「いくつになっても、感動は人にとって本当に大事だと思うの」(黒柳さん)

戦争になると美は失われる

黒柳 最近、改めて感じるのは、美しいものを集めたり、愛でたりできるのは、平和だから。母は美しいものが好きだったけれど、戦争でいったんすべてを失いました。

戦争中、私たち子どもを連れて青森に疎開するとき、母は大事にしていたゴブラン織のソファの表地をハサミでジョキジョキ切って、それを風呂敷がわりにして荷物を入れて背負ったんです。それが唯一、家から持っていけたものでした。それが戦争というものです。

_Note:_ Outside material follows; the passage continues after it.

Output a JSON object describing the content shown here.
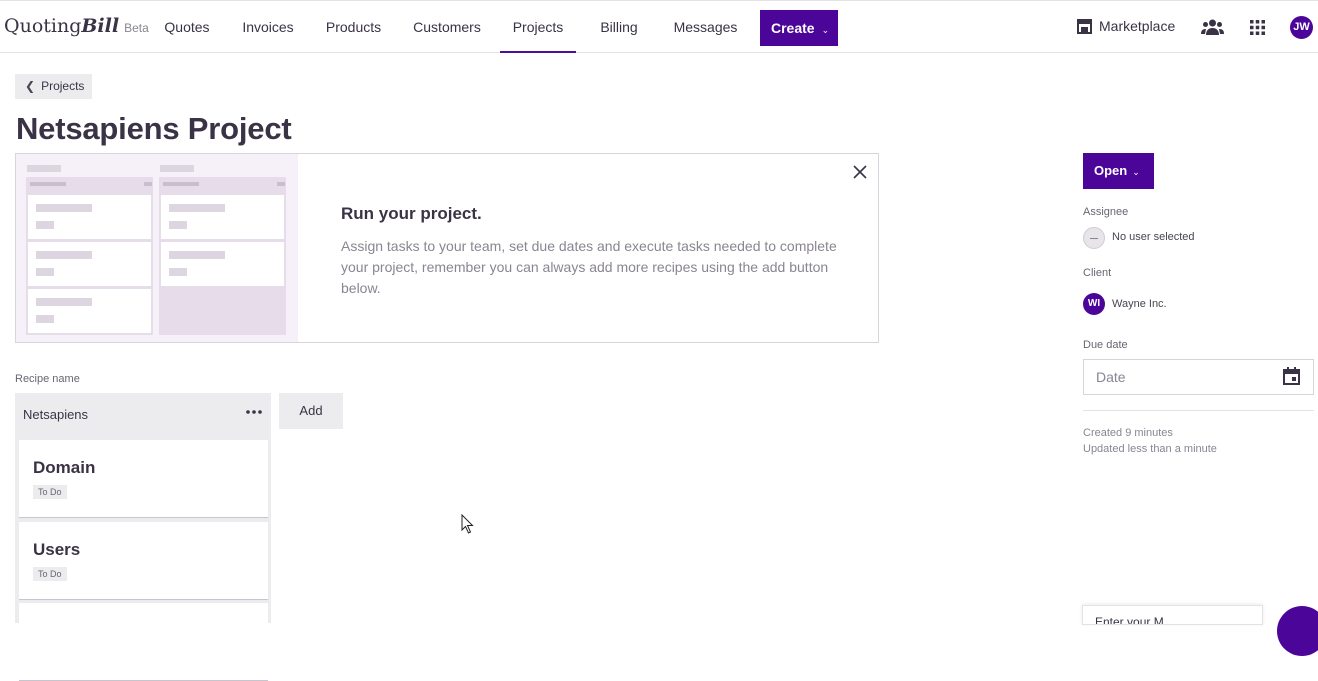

田川 あるとき徹子さんから、「戦争になったら、綺麗なものがすべてなくなるのよ。こういうものを見たり買ったりできるのは、平和だからよ」と言われて、ハッとさせられました。実際に戦争を経験なさっているからこその言葉だな、と――。

黒柳 美しいものは、まず破壊されますから。

田川 祖母は東京に嫁いだので空襲で着物が焼けてしまいましたが、大叔母の家はたまたま無事だった。田川啓二美術館には、僕が手がけたオートクチュールのビーズ刺繍のドレスのコレクション以外に、大叔母が持っていた昭和初期の着物なども展示しています。昭和初期の着物は、職人の技術が非常に高くて素晴らしいんです。

黒柳 戦争といえば、戦時中、空から銀色のくるくる巻いたものが落ちてきたことがあって。アメリカか日本のどちらが落としたのか知りませんけど、なんでも電波を妨害するものだとか。

キラキラ光るのが綺麗だと思って、拾って伸ばして本の間に挟んだり。ドロップ飴の綺麗な包み紙も大切にしてました。物がないならないなりに、可愛いと思うものを見つけるのは得意で。